I don’t want to be a hippie here, but part of participating in social media is actually, you know, participating. A lot of orgs don’t realize this and just use their blog as another PR cannon, rather than a communication tool. Take, for example, the Factuality Blog from the site America’s Power, aka Clean Coal, aka American Coalition for Clean Coal Electricity.
We’ll ignore the fact that a video auto-plays when you visit the site, and that when you load the blog (in an interesting pop-up that lets you stay on the site), the video continues to play, giving you a bizarro soundtrack for your blog reading.
It’s just that the blog isn’t very…bloggy.
The blog does a great job of examining clean coal technologies and explaining the organization’s stances on issues:
Located four miles south of Council Bluffs, Iowa, MidAmerican Energy’s Walter Scott Energy Center is one of the cleanest of its kind in North America.
It generates more than 1,600 megawatts of affordable electricity, which has a positive long-term economic impact on the region (a region that includes a Google data facility).
The on-site settling pond provides successful nesting sites for two endangered bird species: the piping plover and the least tern.
The facility employs over 200 people with an annual payroll of about $17.5 million. And it pays over $7 million in annual property tax.
Well written, interesting, concise. But link-less. It doesn’t even link within the organization, or to another blog post or to any other sources on the topic. So how is it different from a press release? Other than the fact that it’s on a blog, of course.

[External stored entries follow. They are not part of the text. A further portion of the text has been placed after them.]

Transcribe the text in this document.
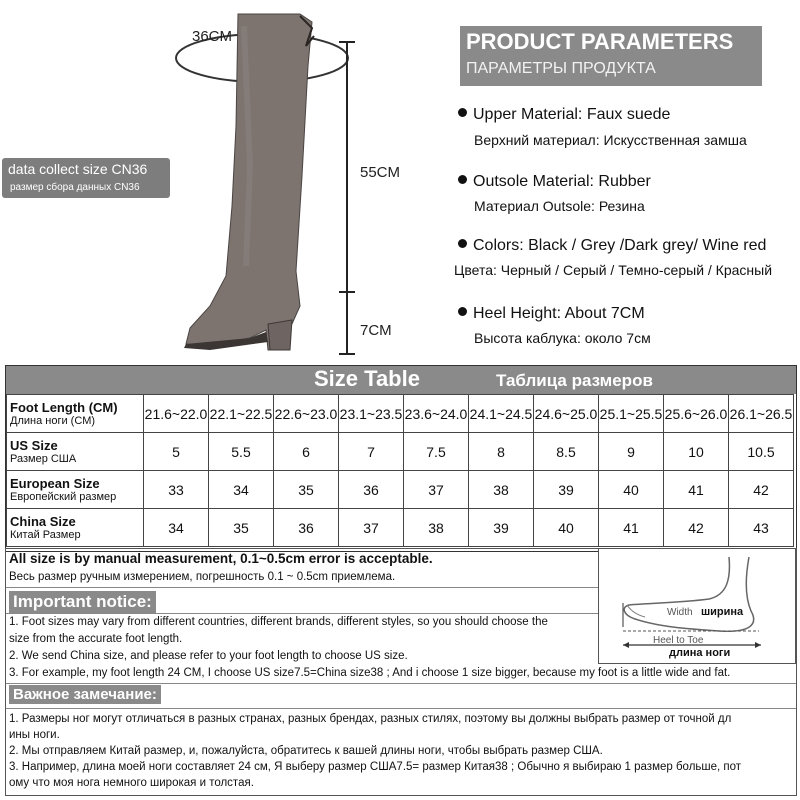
36CM
55CM
7CM
data collect size CN36
размер сбора данных CN36
PRODUCT PARAMETERS
ПАРАМЕТРЫ ПРОДУКТА
Upper Material: Faux suede
Верхний материал: Искусственная замша
Outsole Material: Rubber
Материал Outsole: Резина
Colors: Black / Grey /Dark grey/ Wine red
Цвета: Черный / Серый / Темно-серый / Красный
Heel Height: About 7CM
Высота каблука: около 7см
Size Table	Таблица размеров
Foot Length (CM)
Длина ноги (CM)	21.6~22.0	22.1~22.5	22.6~23.0	23.1~23.5	23.6~24.0	24.1~24.5	24.6~25.0	25.1~25.5	25.6~26.0	26.1~26.5

US Size
Размер США	5	5.5	6	7	7.5	8	8.5	9	10	10.5

European Size
Европейский размер	33	34	35	36	37	38	39	40	41	42

China Size
Китай Размер	34	35	36	37	38	39	40	41	42	43
All size is by manual measurement, 0.1~0.5cm error is acceptable.
Весь размер ручным измерением, погрешность 0.1 ~ 0.5cm приемлема.
Important notice:
1. Foot sizes may vary from different countries, different brands, different styles, so you should choose the
size from the accurate foot length.
2. We send China size, and please refer to your foot length to choose US size.
3. For example, my foot length 24 CM, I choose US size7.5=China size38 ; And i choose 1 size bigger, because my foot is a little wide and fat.
Важное замечание:
1. Размеры ног могут отличаться в разных странах, разных брендах, разных стилях, поэтому вы должны выбрать размер от точной дл
ины ноги.
2. Мы отправляем Китай размер, и, пожалуйста, обратитесь к вашей длины ноги, чтобы выбрать размер США.
3. Например, длина моей ноги составляет 24 см, Я выберу размер США7.5= размер Китая38 ; Обычно я выбираю 1 размер больше, пот
ому что моя нога немного широкая и толстая.
Width ширина
Heel to Toe
длина ноги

I’m not saying that every post should contain a link (or lots of them) to outside content. Certainly one of the advantages of having a blog is that it lets an organization offer its ideas to the public without depending on a journalist or shill to publish them.
But one of the keys to successful talking is listening. And blogs do this by linking to other blogs and information sources. Jeez, the only links on the first page of this blog are to the City of Douglas, WY, and a page dedicated to the Jackalope (hilarious!). Are those the only people Clean Coal is listening to?
Most importantly, when you click on the title of a post on this blog, you don’t get a permalink. Permalinks, individual links to individual blog posts, are one of the key building blocks of blogging culture. Other bloggers can’t respond very effectively to an idea, whether arguing with it or endorsing it, unless you offer easily accessible permalinks.